Quello che è certamente utile fare è motivare i no alle proposte ricevute: è chiaro che il lavoro di elaborazione aumenta esponenzialmente, ma- probabilmente- occorre attrezzarsi a dare questo tipo di risposte: uno sforzo in più, ma motivato. In questo modo si ha il vantaggio di non portare in Assemblea generale l’insieme delle singole proposte/richieste: sarebbe, come detto, una discussione assurda.

3.2- Il voto

E’ apparso chiaro a tutti il tentativo di fare saltare il lavoro compiuto. I “conservatori” (chissà cosa devono conservare….) le hanno provate tutte, anche con argomentazioni“popolari”, per quanto ovvie: non abbiamo avuto il tempo di studiare per bene le proposte…

E’ apparsa chiara l’esistenza di due diversi schieramenti e dei loro componenti e sostenitori.

3.3- Le riforme richiedono continuità

Non basta avere idee innovative, non basta avviare le riforme: è decisivo concluderle ed applicarle. Non basta avere composto ( o programmato) una meravigliosa sinfonia: occorre suonarla! Occorre essere riformatori veri, che incidono peril bene dell'organizzazione, non riformatori di peluche !

I tempi della revisione delle carte statutarie si stanno dilatando inspiegabilmente (?). Siamo già a forte rischio di arrivare alla prossima scadenza del rinnovo del CDF senza la riforma dello Statuto e del Regolamento attuativo: cioè ancora con il bel porcellum FOI. Con le conseguenze inevitabili: non solo la vergogna di utilizzare un simile scempio, ma anche di produrre gravi spaccature fra il corpo degli allevatori e dei gruppi dirigenti (soprattutto…). Un contraccolpo sociale evidente che produrrebbe il blocco dei timidi tentativi di rinnovamento sbocciati in questa umida primavera e rinviati a data da destinarsi.

Solo gli ingenui non sanno quali strumenti vengono usati per sollecitare il voto,solo gli smemorati non ricordano ciò che è avvenuto nel passato. Per scrivereil futuro è indispensabile conoscere ed utilizzare il passato: ricordiamo il 2010, con il suo bel bilancio elettorale in perdita.

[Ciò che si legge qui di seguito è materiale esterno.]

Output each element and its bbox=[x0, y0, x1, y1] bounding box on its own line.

Insistere sulla conclusione in tempi stretti (entro settembre!) della stagione delle riforme delle carte (almeno Statuto, Regolamento Organico, CCTTNN) non è una fissazione snobistica: è un forte atto politico, per garantire realmente le condizioni per una svolta, per tutelare gli allevatori. Il resto sono chiacchiere da incantatori di serpenti, che solo i serpenti apprezzano….

Il 24 febbraio è stata avanzata un primo crono programma: disperso. Il 4 marzo è stato aggiornato: disperso. Il 15 aprile nuovo aggiornamento:ad oggi non ci sono notizie. Certo, c’è molto da fare, le giornate sono piene, non si trova il tempo….Allora prendiamo atto ed evitiamo di raccontarcela e di pettinare i capelli alle bambole.

Oppure,prendiamola seriamente, come assicuriamo, e procediamo sull’obiettivo, con precedenza assoluta.

E’il tempo delle scelte.

O le facciamo noi o le fanno altri e noi le subiremo.

Lo ripeto: io sono abituato a non subirle. Non per arroganza, ma per dignità e rispetto del mandato ricevuto dagli allevatori.